Everybody knows what scuba diving is; it is the diver with the air tank on his back and a mouthpiece. The basic scuba set-up is a tank of compressed oxygen on the diver’s back, with a line to a mouth piece. The oxygen is delivered through a mouth piece, allowing the diver to breath. Your carbon dioxide is then either released into the water, or, in self-contained systems or rebreathers, back into the tank. Few people actually know that scuba stands for something, however. The word ‘scuba’ is actually an acronym for “Self Contained Underwater Breathing Apparatus”. Scuba diving is, of course, different from unassisted diving. The history of scuba is quite recent. The biggest advance on the path to scuba diving came in the 16th century, when people started using diving bells to pump air from the surface to people underwater. Needless to say, things have advanced a fair bit since then, although the diving bell remained an important method for centuries. Scuba diving as we know it really came together during and after World War II.
Why is scuba diving such a popular sport?
It is hard to think of a sport or hobby more exciting or rewarding than scuba diving. First off, scuba diving gives you access to underwater life in a way nothing else can. The vast majority of the world is underwater and waiting to be explored! When you scuba dive, you become one of the few people to have ever ventured into this exotic world to any degree. The world’s seas and oceans are some of the last few undiscovered places on our planet – that is why scuba diving is so awesome. There is also the fact that it can be absolutely beautiful under the water. If you have ever had the opportunity to go scuba diving off the coast of Australia along the Great Barrier Reef, you will know how amazingly gorgeous life under the sea can be. Scuba diving can even give you the chance to search for buried gold and treasure. From the Caribbean to the Mediterranean to the Great Lakes to the English Channel, there are countless shipwrecks waiting to be explored.
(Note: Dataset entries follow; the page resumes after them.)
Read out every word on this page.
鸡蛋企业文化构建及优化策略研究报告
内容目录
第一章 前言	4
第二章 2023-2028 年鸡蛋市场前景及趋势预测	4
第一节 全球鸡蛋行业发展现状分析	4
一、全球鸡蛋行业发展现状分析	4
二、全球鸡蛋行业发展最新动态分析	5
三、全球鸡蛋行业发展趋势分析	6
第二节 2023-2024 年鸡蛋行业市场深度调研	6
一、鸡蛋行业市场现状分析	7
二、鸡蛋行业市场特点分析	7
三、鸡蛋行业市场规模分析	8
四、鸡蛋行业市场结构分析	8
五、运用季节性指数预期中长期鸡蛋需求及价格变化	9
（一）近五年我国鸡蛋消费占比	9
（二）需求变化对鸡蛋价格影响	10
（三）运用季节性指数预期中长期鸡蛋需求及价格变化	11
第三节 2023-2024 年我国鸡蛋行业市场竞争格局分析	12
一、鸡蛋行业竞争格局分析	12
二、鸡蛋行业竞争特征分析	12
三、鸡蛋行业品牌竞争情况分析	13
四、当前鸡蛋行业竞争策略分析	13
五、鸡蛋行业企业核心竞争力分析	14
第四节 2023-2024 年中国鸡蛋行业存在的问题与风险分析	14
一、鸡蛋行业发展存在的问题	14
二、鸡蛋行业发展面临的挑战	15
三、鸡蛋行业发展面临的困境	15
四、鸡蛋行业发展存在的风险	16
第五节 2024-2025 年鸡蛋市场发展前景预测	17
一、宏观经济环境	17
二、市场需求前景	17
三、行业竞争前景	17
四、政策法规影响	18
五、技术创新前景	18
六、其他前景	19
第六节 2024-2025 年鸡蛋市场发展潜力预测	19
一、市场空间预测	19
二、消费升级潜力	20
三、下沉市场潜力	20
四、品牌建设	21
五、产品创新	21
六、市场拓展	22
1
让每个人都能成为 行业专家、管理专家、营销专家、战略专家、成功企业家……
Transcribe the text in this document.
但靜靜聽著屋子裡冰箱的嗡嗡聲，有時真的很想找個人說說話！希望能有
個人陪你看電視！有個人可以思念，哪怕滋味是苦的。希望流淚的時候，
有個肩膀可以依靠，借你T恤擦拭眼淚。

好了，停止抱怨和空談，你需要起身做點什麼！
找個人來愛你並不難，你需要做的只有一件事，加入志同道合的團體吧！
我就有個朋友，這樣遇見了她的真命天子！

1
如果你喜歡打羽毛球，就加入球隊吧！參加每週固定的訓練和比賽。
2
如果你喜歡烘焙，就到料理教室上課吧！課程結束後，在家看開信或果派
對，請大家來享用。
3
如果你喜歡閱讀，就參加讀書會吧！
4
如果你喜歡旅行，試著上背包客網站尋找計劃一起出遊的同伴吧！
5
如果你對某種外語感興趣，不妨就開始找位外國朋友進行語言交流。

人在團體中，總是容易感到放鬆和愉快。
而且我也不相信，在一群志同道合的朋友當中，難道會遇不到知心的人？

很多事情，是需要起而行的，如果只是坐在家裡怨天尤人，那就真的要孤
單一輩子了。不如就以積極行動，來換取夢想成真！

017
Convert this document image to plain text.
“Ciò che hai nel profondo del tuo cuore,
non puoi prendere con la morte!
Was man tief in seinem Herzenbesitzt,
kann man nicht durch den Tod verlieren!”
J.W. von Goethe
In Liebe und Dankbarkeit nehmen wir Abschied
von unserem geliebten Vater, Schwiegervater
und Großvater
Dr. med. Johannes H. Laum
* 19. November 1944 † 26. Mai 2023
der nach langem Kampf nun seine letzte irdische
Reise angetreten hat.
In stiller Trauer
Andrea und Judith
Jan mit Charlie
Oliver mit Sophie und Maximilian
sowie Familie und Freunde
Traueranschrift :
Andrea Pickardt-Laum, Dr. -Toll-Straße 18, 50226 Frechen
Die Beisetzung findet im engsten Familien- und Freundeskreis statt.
Risks associated with scuba diving
It should be noted that, despite being an amazing hobby or sport, scuba diving can be dangerous; after all, you are putting yourself under water and hooking your lungs up to a tube of air. If something goes wrong with your air or you become trapped, then you will experience obvious difficulties. The most common injury related to scuba diving is a result of changes in air pressure. As you go deeper underwater, the pressure around you increases. If the pressure becomes too much, you can rupture your eardrums or damage your sinuses. And if you come up from underwater too quickly, you can also get ‘the bends’, also known as decompression sickness.
How to become a scuba diver
Before getting into the water, it is important that you receive the proper certification from your national certification board to be a scuba diver. Indeed, many rental agencies will not rent you equipment without proof of certification.